The lab reinforces several lecture topics including instruction set architectures, single-cycle processors, and finite-state machines. The lab will continue to provide opportunities to leverage the three key abstraction principles: modularity, hierarchy, and regularity.
The lab includes six parts:
- Part A: Processor Datapath Components Implementation and Verification
- Part B: Single-Cycle TinyRV1 Processor Implementation and Verification
- Part C: Accumulator Accelerator Implementation and Verification
- Part D: Single-Cycle TinyRV1 Processor FPGA Analysis and Prototyping
- Part E: Processor vs Accelerator FPGA Analysis and Prototyping
- Part F: TinyRV1 Processor Report
Parts A, B, and C are submitted by simply pushing the appropriate code to GitHub. Part A is due on Thursday, November 7 at 11:59pm. Part B is due on Thursday, November 14 at 11:59pm. Part C is due on Tuesday, November 26th at 11:59pm.
This handout assumes that you have read and understand the course
tutorials, discussion sections, and successfully completed Labs 1-3. To
get started, use VS Code to log into an ecelinux
server, source the
setup script, and clone your individual remote repository from GitHub:
% source setup-ece2300.sh
% mkdir -p ${HOME}/ece2300
% cd ${HOME}/ece2300
% git clone git@github.com:cornell-ece2300/groupXX
% cd ${HOME}/ece2300/groupXX
% tree
where XX
should be replaced with your group number. You can both pull
and push to your remote repository. If you have already cloned your
remote repository, then use git pull
to ensure you have any recent
updates before working on your lab assignment.
Go ahead and create a build directory in the lab4-proc
directory for
this lab, and run configure to generate a Makefile.
Your repo contains the following files which are part of the automated build system:
Makefile.in
: Makefile for the build systemconfigure
: Configure script for the build systemconfigure.ac
: Used to generate the configure scriptscripts
: Scripts used by the build system
The following table shows all of the hardware modules you will be working with in Lab 4.
Before starting, you should copy over all of the listed hardware modules and the associated test benches for the seven-segment display from Lab 1 and the adders and multiplexors from Lab 2. Make sure all of these hardware modules pass all of your test cases.
Remember that GL implementations must be implemented using either explicit gate-level modeling or Boolean equations.

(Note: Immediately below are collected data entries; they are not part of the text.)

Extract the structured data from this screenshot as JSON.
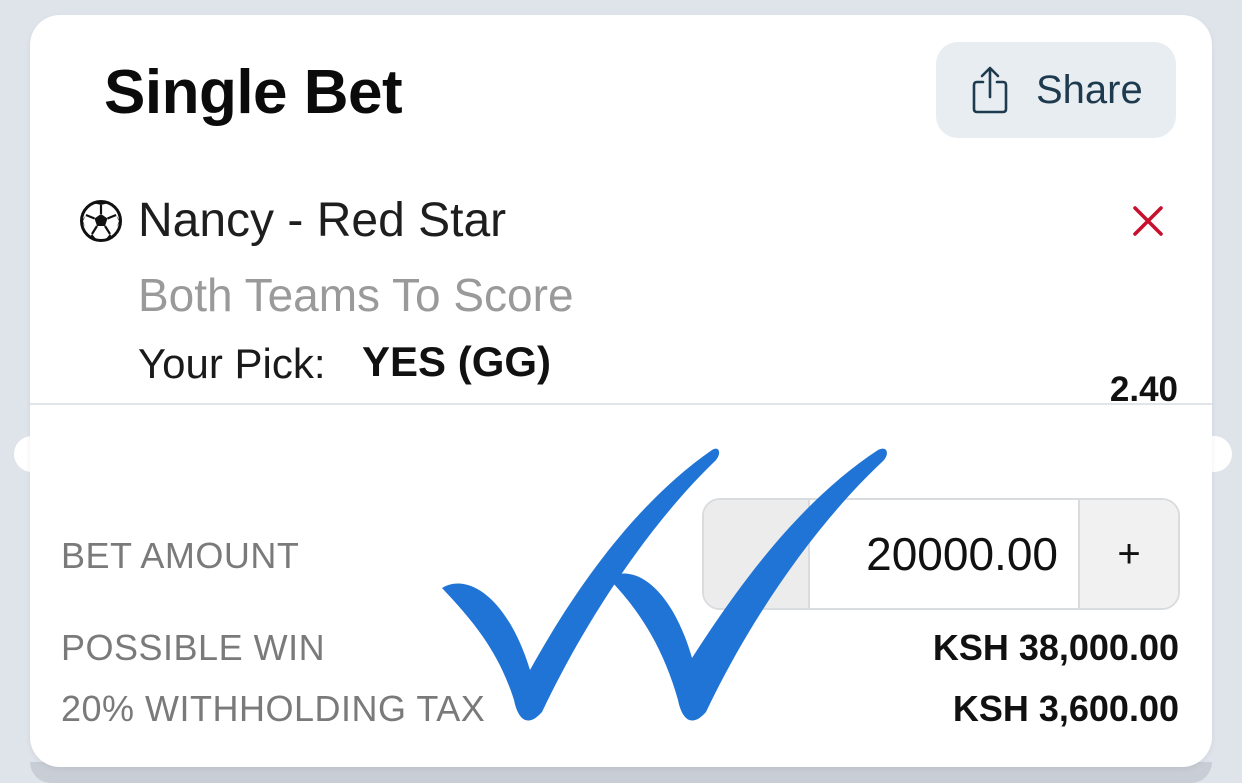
{
  "bet_slip": {
    "title": "Single Bet",
    "share_label": "Share",
    "event_name": "Nancy - Red Star",
    "market": "Both Teams To Score",
    "pick_label": "Your Pick:",
    "pick_value": "YES (GG)",
    "odds": "2.40"
  },
  "summary": {
    "bet_amount_label": "BET AMOUNT",
    "bet_amount_value": "20000.00",
    "increment_label": "+",
    "possible_win_label": "POSSIBLE WIN",
    "possible_win_value": "KSH 38,000.00",
    "tax_label": "20% WITHHOLDING TAX",
    "tax_value": "KSH 3,600.00"
  },
  "icons": {
    "share": "share-icon",
    "sport": "soccer-ball-icon",
    "remove": "close-icon",
    "overlay": "double-checkmark-icon"
  },
  "colors": {
    "remove": "#c8102e",
    "share_button_bg": "#e8edf1",
    "share_text": "#1e3a4f",
    "checkmark": "#1f74d6"
  }
}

For these designs, students are only allowed to use these Verilog constructs:
wire
,assign
not
,and
,nand
,or
,nor
,xor
,xnor
~
,&
,|
,^
1'b0
,1'b1
,1'd0
,1'd1
, and other literals{}
(concatenation operator){N{}}
(repeat operator)- module instantiation
Hardware modules marked in the table as GL* must only use explicit
gate-level modeling (i.e., you cannot use ~
, &
, |
, ^
).
RTL implementations can use all of the GL constructs in addition to the following Verilog constructs.
logic
+
,-
,*
>>
,<<
,>>>
==
,!=
,<
,>
,<=
,>=
&&
,||
,!
&
,~&
,|
,~|
,^
,^~
(reduction operators)?:
(ternary operator)always_comb
,always_ff @(posedge clk)
if
,else if
,endif
case
,default
,endcase
Note that some hardware modules have more specific restrictions; see the source comments for more details. Using unallowed Verilog constructs will result in significant penalties for code functionality and code quality. If you have any questions on what Verilog constructs can and cannot be used, please ask an instructor. There are no restrictions on Verilog constructs in test benches.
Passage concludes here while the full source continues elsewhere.